This rule is recursive.
If you're asking yourself at the end of the development cycle if you really need some features, why have they survived the design phase?
Companies deal with the bugs that will affect a lot of users and ignore the bugs that will affect only 12 people. But the trick is telling between the two.
The short answer to the query is "absolutely not."
Adding "features" is the last thing a successful company does. Added "features" are what delineates a Creative Zen or a Dell DJ from an Apple iPod. The former two concentrated on adding a bunch of superfluous "features" designed to placate a narrow audience, while Apple just built the best damn music player they could before starting to add things.
"Features" are the enemy of a shipping product in the same way the perfect is the enemy of the good. How do you know what "features" are really useful and what "features" are wastes of time and energy. You don't - at least not if you're honest with yourself.

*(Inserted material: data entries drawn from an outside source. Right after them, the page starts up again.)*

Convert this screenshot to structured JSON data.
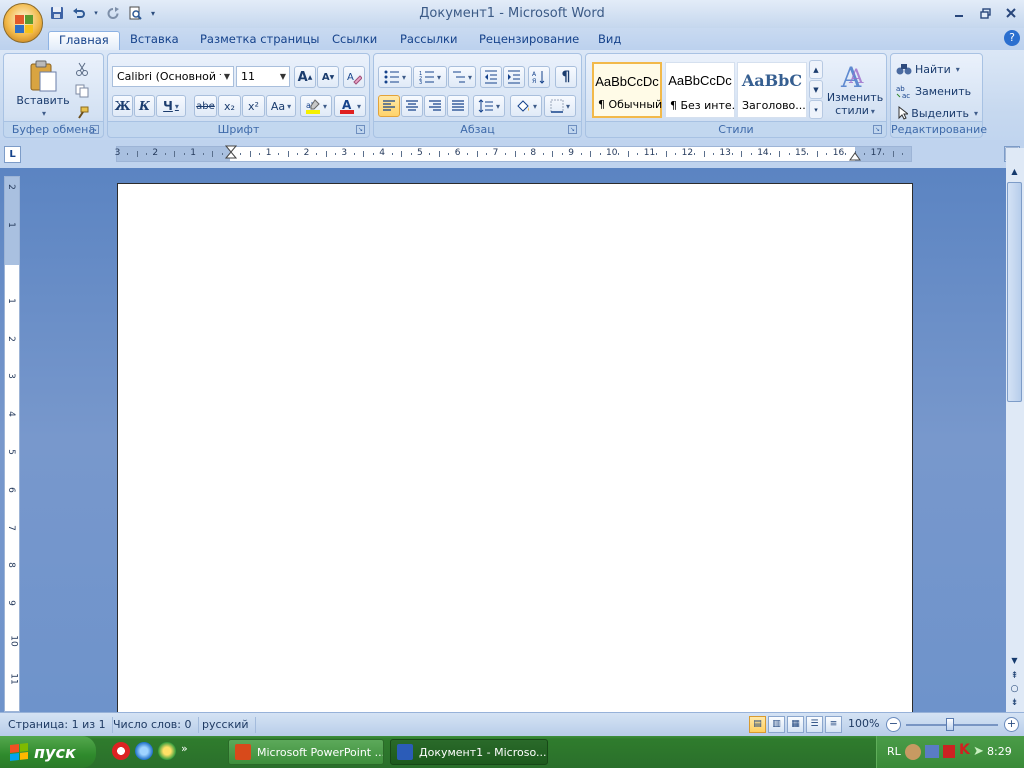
{
  "window": {
    "title": "Документ1 - Microsoft Word"
  },
  "quick_access": [
    {
      "name": "save-icon",
      "glyph": "💾"
    },
    {
      "name": "undo-icon",
      "glyph": "↶"
    },
    {
      "name": "redo-icon",
      "glyph": "↻"
    },
    {
      "name": "print-preview-icon",
      "glyph": "🗎"
    },
    {
      "name": "customize-icon",
      "glyph": "▾"
    }
  ],
  "tabs": [
    "Главная",
    "Вставка",
    "Разметка страницы",
    "Ссылки",
    "Рассылки",
    "Рецензирование",
    "Вид"
  ],
  "ribbon": {
    "clipboard": {
      "title": "Буфер обмена",
      "paste_label": "Вставить"
    },
    "font": {
      "title": "Шрифт",
      "font_name": "Calibri (Основной те",
      "font_size": "11",
      "bold": "Ж",
      "italic": "К",
      "underline": "Ч",
      "strike": "abe",
      "subscript": "x₂",
      "superscript": "x²",
      "case": "Aa",
      "grow": "A",
      "shrink": "A",
      "clear": "A"
    },
    "paragraph": {
      "title": "Абзац",
      "pilcrow": "¶"
    },
    "styles": {
      "title": "Стили",
      "items": [
        {
          "sample": "AaBbCcDc",
          "name": "¶ Обычный"
        },
        {
          "sample": "AaBbCcDc",
          "name": "¶ Без инте..."
        },
        {
          "sample": "AaBbC",
          "name": "Заголово..."
        }
      ],
      "change_label_1": "Изменить",
      "change_label_2": "стили"
    },
    "editing": {
      "title": "Редактирование",
      "find": "Найти",
      "replace": "Заменить",
      "select": "Выделить"
    }
  },
  "ruler": {
    "h_labels": [
      "3",
      "2",
      "1",
      "1",
      "2",
      "3",
      "4",
      "5",
      "6",
      "7",
      "8",
      "9",
      "10",
      "11",
      "12",
      "13",
      "14",
      "15",
      "16",
      "17"
    ],
    "v_labels": [
      "2",
      "1",
      "1",
      "2",
      "3",
      "4",
      "5",
      "6",
      "7",
      "8",
      "9",
      "10",
      "11"
    ]
  },
  "statusbar": {
    "page": "Страница: 1 из 1",
    "words": "Число слов: 0",
    "language": "русский",
    "zoom": "100%"
  },
  "taskbar": {
    "start_label": "пуск",
    "tasks": [
      {
        "label": "Microsoft PowerPoint ...",
        "active": false
      },
      {
        "label": "Документ1 - Microso...",
        "active": true
      }
    ],
    "lang": "RL",
    "clock": "8:29"
  },
  "colors": {
    "ribbon_text": "#15428b",
    "workspace": "#6e93cb",
    "taskbar": "#2f7c2d",
    "style_selected": "#f2b94a"
  }
}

Successful technologies like the iPod are based on simplicity. Bad products, like Windows Vista or Office, are based on trying to jam a bunch of features down the throats of their users. The iPod isn't a success because it has the most features of any digital music player, it's the king of the hill because it does what it does damn well. Hell, the iPod shuffle is about as simple as it is possible for a music player to get, and that simplicity is why it was the success that it was.
Good design isn't about adding features. It's about ensuring that every feature is essential . If you're delaying ship dates to add features you think are worthwhile rather than features which really are essential (and those are rarely overlapping sets), then you're doing something wrong.